When it comes to fashion, Southerners do the most. The region’s style philosophy is about being immaculately turned out, and its belles often choose to embody an aesthetic where perfection and tradition are prioritized.
Born and raised in Louisiana, Christopher John Rogers understands this concept implicitly, and for pre-fall, he sought to explore what it means to push the limits of your look without straying too far from convention. To accomplish this, he thought back to his youth in Baton Rouge and how he put together outfits as a child.
“If I was wearing a suit, there had to be a shirt and tie that matched,” Rogers explained. “If the shirt was forest green, I’d wear a coordinating jacquard tie or stripes, which was my way of showing that I had a point of view while still looking presentable.”

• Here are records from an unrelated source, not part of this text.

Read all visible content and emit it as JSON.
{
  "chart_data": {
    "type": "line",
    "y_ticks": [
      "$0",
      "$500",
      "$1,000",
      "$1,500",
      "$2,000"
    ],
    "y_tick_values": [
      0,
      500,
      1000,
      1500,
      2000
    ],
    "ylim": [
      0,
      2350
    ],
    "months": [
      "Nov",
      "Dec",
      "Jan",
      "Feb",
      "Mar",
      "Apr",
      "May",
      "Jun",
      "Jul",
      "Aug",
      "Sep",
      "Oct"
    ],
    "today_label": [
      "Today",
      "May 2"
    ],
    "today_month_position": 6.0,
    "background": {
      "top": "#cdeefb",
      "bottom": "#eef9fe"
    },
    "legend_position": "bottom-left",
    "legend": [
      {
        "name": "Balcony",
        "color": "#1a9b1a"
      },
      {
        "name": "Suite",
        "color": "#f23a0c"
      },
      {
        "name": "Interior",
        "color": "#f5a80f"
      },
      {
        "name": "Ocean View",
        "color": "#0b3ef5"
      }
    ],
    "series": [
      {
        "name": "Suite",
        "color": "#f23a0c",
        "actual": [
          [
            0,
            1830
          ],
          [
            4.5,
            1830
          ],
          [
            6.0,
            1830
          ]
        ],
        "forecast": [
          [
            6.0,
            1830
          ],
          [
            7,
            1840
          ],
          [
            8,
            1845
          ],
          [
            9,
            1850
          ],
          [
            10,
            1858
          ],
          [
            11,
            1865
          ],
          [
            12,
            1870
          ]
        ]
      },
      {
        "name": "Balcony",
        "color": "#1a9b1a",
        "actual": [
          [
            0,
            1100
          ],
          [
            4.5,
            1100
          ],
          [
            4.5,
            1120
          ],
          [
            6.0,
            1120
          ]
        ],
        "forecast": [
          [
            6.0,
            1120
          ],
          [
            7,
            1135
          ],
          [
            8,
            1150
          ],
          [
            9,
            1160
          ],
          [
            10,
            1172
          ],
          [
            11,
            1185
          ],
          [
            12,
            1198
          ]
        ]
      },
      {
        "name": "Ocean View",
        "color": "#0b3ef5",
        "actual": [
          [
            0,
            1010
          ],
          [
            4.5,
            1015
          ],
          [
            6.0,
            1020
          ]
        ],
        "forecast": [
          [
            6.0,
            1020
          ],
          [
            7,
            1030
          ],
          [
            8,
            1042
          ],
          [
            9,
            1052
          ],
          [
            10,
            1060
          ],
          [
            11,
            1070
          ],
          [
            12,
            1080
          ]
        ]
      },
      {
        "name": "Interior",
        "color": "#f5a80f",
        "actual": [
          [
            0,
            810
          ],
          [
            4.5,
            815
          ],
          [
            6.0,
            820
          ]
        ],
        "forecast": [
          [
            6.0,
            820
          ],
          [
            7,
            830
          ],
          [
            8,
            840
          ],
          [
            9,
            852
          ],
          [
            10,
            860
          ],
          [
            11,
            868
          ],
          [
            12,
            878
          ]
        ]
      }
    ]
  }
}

Rogers’s color palette may be bright, but he can send subtle messages. Here he worked to rethink the staples of American sportswear, loading classic silhouettes with oversaturated colors and heavily detailed prints of the Ken Scott and Celia Birtwell variety. All the oomph allows for moments of grandeur—a multicolored ball gown with spin-painting patterns that would make Damien Hirst jealous—but the evening fare takes a back seat to the more versatile looks.
Given the lengthy amount of time that pre-collections spend on the shelves, the season has taken on added importance. “Our preseasons are now our main seasons,” said Rogers. “So there is a lot of [focus] on this idea of comfort, being able to wear these clothes to more than just an event.”
Broadening the scope of his designs allowed Rogers to play with some new categories, most notably outerwear. His playful takes on pragmatic pieces seemed destined for Instagram glory. Offered in transparent PVC with rainbow squiggles covering nearly every inch, his raincoat is a delightful finishing touch that will have people wishing for rain.
Likewise, fluorescent hues and gradient stripes inject life into the most basic of basics, like shirtdresses and house gowns. Some of the collection’s energy can be attributed to the use of pastiche; the lineup wasn’t just a Southern homage or retro mashup. It was a mix of themes, eras, and muses united by Rogers’s affinity toward them.
A quick perusal and you’ll see modish prints, flapper silhouettes, fringe, the exaggerated proportions of late-’50s couture, Yayoi Kusama–Esque polka dots, and much more. “I started from such a visceral place,” he said. “Instead of an overly prescriptive vision, I wanted it to feel like [I was] going through my closet and finding pieces that made sense to me and how I wanted to show myself to the world. Ultimately that’s what I’m trying to do—create tools for people so they can express themselves fully.”